The full implications of the regulations need further clarification, but in the meantime many businesses are ahead of the game and have successfully adopted alternative curing technology in the shape of UV curing lamps based on LEDs. It has to be said that this has not been necessarily to achieve compliance in the face of new regulations or adopt a more environmentally-responsible stance … but for the other processing, quality and economic benefits delivered by the newer technology.
Traditional mercury arc (aka broad spectrum) lamp technology has long provided a solution to curing UV materials, enabling fast cures and therefore high throughput. However, it is not without quirks – intensity degradation during the lifetime of the lamp needs process attention, warm-up periods mean that the lamps should not be switched on and off at will, and heat and infra-red emission (whilst useful for some cures) can limit use on heat sensitive substrates.
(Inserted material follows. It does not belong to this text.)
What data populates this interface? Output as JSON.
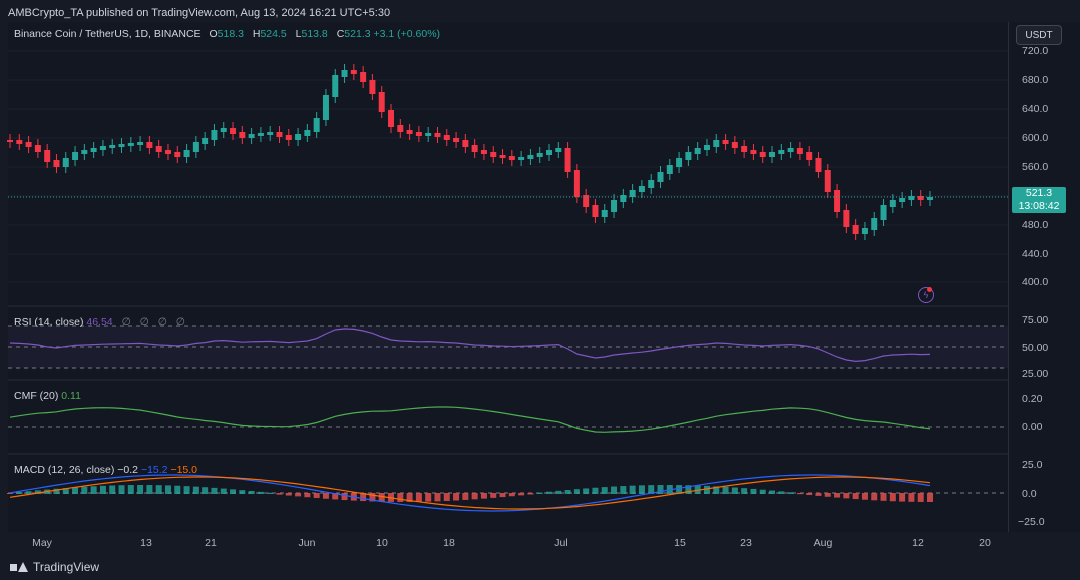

Legislation banning mercury has been clarified in the RoHS 2 directive. But there are numerous exclusions and exemptions including the use of mercury in certain applications when no equivalent alternative technology is available. The continued use of mercury arc lamps seems to be allowable, at least in the short term, although the situation is not clear, and the writing is definitely on the wall.
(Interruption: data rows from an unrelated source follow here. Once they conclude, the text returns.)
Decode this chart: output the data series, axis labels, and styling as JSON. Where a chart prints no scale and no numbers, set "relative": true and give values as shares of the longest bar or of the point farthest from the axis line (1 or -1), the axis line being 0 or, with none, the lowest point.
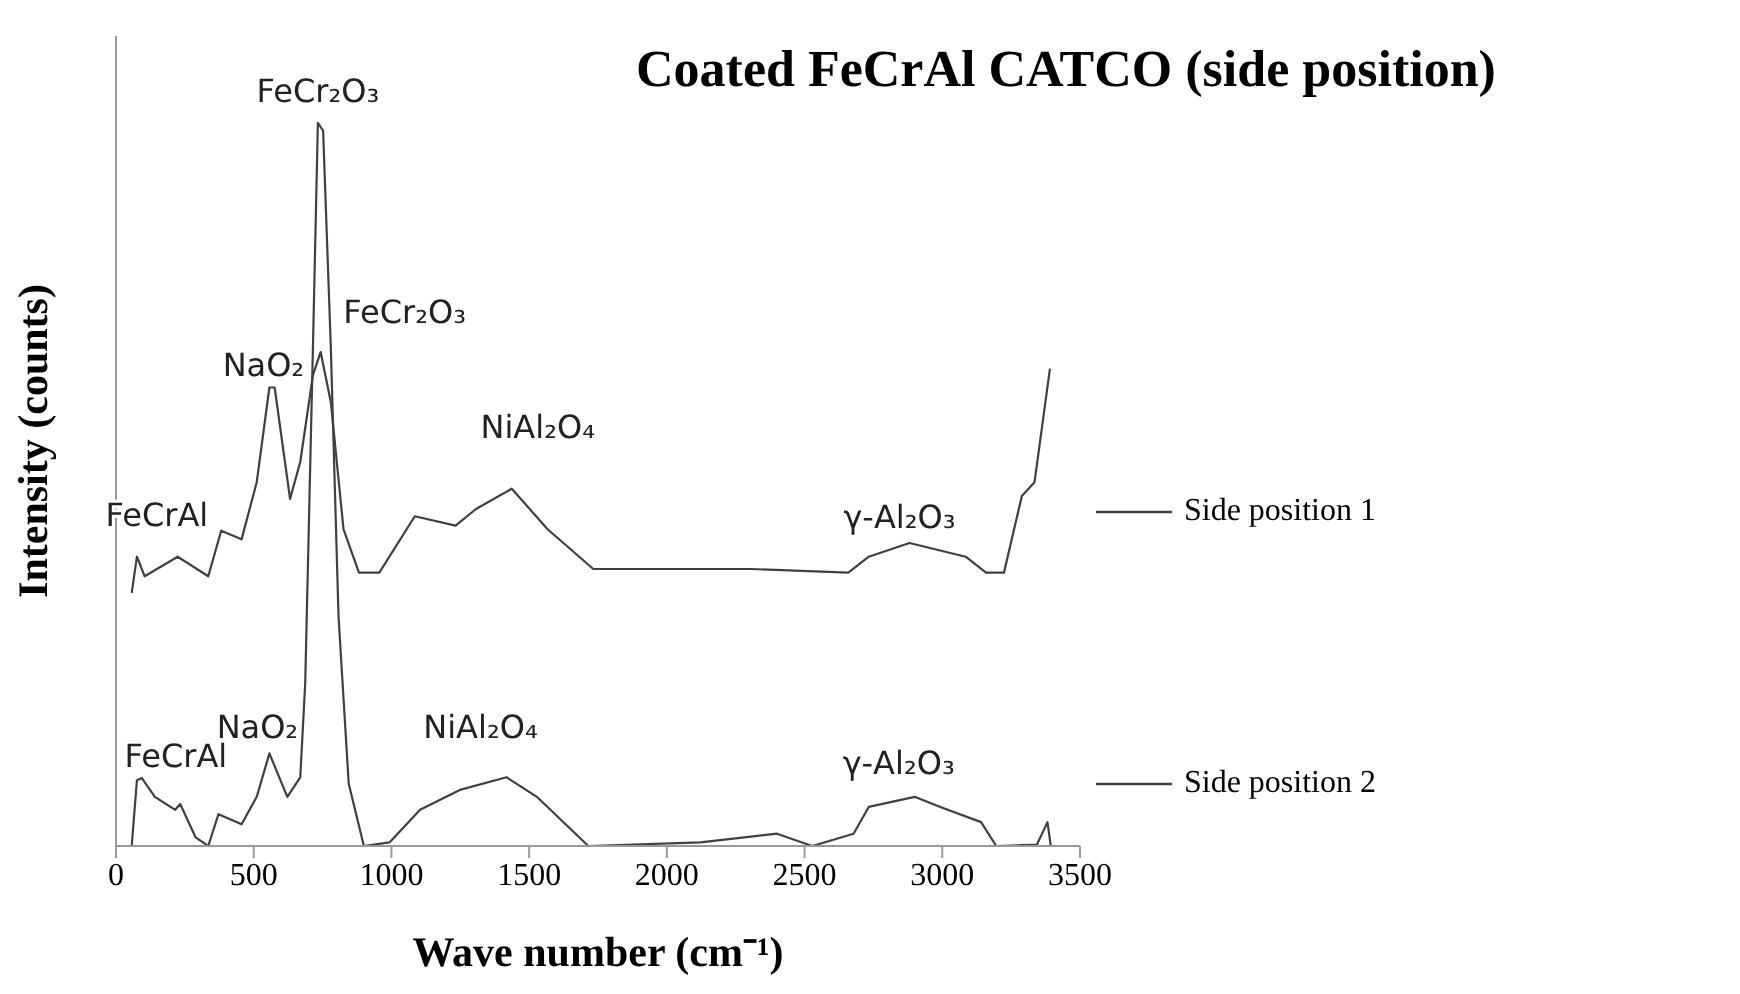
{
  "chart_data": {
    "type": "line",
    "title": "Coated FeCrAl CATCO (side position)",
    "xlabel": "Wave number (cm⁻¹)",
    "ylabel": "Intensity (counts)",
    "relative": true,
    "xlim": [
      0,
      3500
    ],
    "xticks": [
      0,
      500,
      1000,
      1500,
      2000,
      2500,
      3000,
      3500
    ],
    "legend": "right",
    "marker": "none",
    "line_style": "solid",
    "series": [
      {
        "name": "Side position 1",
        "color": "#404040",
        "x": [
          57,
          76,
          104,
          224,
          335,
          382,
          456,
          511,
          557,
          576,
          632,
          669,
          715,
          743,
          780,
          826,
          882,
          956,
          1085,
          1233,
          1307,
          1437,
          1567,
          1733,
          2270,
          2306,
          2659,
          2733,
          2881,
          3085,
          3159,
          3224,
          3289,
          3335,
          3391
        ],
        "values": [
          0.35,
          0.4,
          0.373,
          0.4,
          0.373,
          0.436,
          0.424,
          0.503,
          0.634,
          0.634,
          0.48,
          0.531,
          0.651,
          0.683,
          0.614,
          0.438,
          0.378,
          0.378,
          0.456,
          0.443,
          0.466,
          0.494,
          0.438,
          0.383,
          0.383,
          0.383,
          0.378,
          0.4,
          0.419,
          0.4,
          0.378,
          0.378,
          0.484,
          0.503,
          0.66
        ]
      },
      {
        "name": "Side position 2",
        "color": "#404040",
        "x": [
          57,
          76,
          94,
          141,
          215,
          233,
          289,
          335,
          372,
          456,
          511,
          557,
          622,
          669,
          687,
          715,
          733,
          752,
          780,
          808,
          845,
          900,
          993,
          1104,
          1252,
          1418,
          1528,
          1715,
          2122,
          2400,
          2528,
          2678,
          2733,
          2900,
          2993,
          3141,
          3196,
          3344,
          3382,
          3394
        ],
        "values": [
          0,
          0.091,
          0.094,
          0.068,
          0.05,
          0.058,
          0.012,
          0,
          0.044,
          0.03,
          0.068,
          0.128,
          0.068,
          0.095,
          0.225,
          0.689,
          1,
          0.989,
          0.689,
          0.317,
          0.086,
          0,
          0.005,
          0.05,
          0.078,
          0.095,
          0.068,
          0,
          0.005,
          0.017,
          0,
          0.017,
          0.054,
          0.068,
          0.054,
          0.033,
          0,
          0.002,
          0.033,
          0
        ]
      }
    ],
    "annotations": [
      {
        "text": "FeCr₂O₃",
        "x": 733,
        "y": 1
      },
      {
        "text": "FeCr₂O₃",
        "x": 743,
        "y": 0.683
      },
      {
        "text": "NaO₂",
        "x": 557,
        "y": 0.634
      },
      {
        "text": "FeCrAl",
        "x": 76,
        "y": 0.4
      },
      {
        "text": "NiAl₂O₄",
        "x": 1437,
        "y": 0.494
      },
      {
        "text": "γ-Al₂O₃",
        "x": 2881,
        "y": 0.419
      },
      {
        "text": "FeCrAl",
        "x": 94,
        "y": 0.094
      },
      {
        "text": "NaO₂",
        "x": 557,
        "y": 0.128
      },
      {
        "text": "NiAl₂O₄",
        "x": 1418,
        "y": 0.095
      },
      {
        "text": "γ-Al₂O₃",
        "x": 2900,
        "y": 0.068
      }
    ]
  }
}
Back to LED-based UV curing systems then, which offer multiple benefits including longer lifetimes, more stable output intensity, cooler curing, zero warm-up time, and reduction in power consumption.
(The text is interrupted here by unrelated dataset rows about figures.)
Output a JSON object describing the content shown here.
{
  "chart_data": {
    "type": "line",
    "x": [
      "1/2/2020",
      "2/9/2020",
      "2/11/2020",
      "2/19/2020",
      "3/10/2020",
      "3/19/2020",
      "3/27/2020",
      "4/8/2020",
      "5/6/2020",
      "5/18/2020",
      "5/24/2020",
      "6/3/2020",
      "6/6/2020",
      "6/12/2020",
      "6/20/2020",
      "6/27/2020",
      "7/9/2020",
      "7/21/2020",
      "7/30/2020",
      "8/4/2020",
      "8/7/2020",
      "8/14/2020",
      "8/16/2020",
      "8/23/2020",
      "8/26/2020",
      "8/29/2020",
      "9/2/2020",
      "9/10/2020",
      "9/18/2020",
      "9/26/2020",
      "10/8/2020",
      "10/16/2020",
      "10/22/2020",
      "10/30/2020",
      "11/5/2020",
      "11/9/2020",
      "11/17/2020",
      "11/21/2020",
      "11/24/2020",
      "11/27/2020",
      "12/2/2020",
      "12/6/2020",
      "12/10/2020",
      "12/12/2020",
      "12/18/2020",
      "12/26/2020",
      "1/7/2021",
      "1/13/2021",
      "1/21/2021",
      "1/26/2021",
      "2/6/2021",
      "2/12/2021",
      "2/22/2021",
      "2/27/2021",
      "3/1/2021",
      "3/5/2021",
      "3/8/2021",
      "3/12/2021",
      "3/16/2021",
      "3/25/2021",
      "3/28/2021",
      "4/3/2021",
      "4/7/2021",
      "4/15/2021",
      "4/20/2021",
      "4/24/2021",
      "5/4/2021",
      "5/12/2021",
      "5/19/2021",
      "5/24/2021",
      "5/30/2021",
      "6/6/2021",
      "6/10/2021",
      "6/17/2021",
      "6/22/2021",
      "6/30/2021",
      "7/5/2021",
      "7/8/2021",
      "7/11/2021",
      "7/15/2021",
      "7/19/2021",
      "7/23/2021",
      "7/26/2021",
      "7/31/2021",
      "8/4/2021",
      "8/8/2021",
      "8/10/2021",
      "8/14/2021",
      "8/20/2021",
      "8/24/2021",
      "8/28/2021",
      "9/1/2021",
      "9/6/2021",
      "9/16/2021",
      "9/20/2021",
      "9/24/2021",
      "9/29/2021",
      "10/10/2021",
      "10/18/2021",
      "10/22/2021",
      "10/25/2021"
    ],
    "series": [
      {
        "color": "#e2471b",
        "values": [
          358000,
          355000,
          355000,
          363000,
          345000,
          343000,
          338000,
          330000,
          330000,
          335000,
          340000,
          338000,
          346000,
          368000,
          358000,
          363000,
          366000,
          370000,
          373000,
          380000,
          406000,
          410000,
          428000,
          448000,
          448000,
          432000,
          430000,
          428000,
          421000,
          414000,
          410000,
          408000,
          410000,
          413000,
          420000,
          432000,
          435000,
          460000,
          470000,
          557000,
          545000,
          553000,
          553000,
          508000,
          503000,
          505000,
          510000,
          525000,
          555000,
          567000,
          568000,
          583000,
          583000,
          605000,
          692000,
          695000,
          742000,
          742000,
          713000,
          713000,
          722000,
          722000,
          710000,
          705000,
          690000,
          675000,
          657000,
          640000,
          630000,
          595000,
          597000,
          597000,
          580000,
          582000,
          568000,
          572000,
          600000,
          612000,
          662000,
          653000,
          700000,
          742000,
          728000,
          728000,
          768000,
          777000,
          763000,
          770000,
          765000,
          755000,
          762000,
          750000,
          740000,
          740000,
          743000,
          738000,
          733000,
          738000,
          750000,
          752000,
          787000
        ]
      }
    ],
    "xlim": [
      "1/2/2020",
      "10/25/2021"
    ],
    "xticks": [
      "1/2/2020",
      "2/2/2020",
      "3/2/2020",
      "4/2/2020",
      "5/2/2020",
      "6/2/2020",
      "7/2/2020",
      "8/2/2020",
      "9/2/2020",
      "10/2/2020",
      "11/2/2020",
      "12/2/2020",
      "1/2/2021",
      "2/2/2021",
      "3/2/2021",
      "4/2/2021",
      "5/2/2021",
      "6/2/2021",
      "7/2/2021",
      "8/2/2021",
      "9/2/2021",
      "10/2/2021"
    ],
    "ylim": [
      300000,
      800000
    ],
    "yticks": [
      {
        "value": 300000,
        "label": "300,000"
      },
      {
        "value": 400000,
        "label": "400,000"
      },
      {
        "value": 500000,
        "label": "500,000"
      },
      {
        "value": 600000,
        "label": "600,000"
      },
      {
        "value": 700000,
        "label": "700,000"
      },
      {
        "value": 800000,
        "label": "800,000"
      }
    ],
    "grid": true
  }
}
The transition from broad spectrum mercury arc to LED requires more than investing in new equipment. LED-based UV curing lamps have narrow spectral outputs, and most existing light cure materials have been formulated to cure with the broad spectrum output of mercury arc lamps. A re-evaluation of current materials with the new LED technology is recommended, to see if material performance is still acceptable under the new cure regime; alternatively, the latest UV cure materials have been formulated to cure with both broad spectrum and narrow spectrum technologies (they might be said to be “cure agnostic”).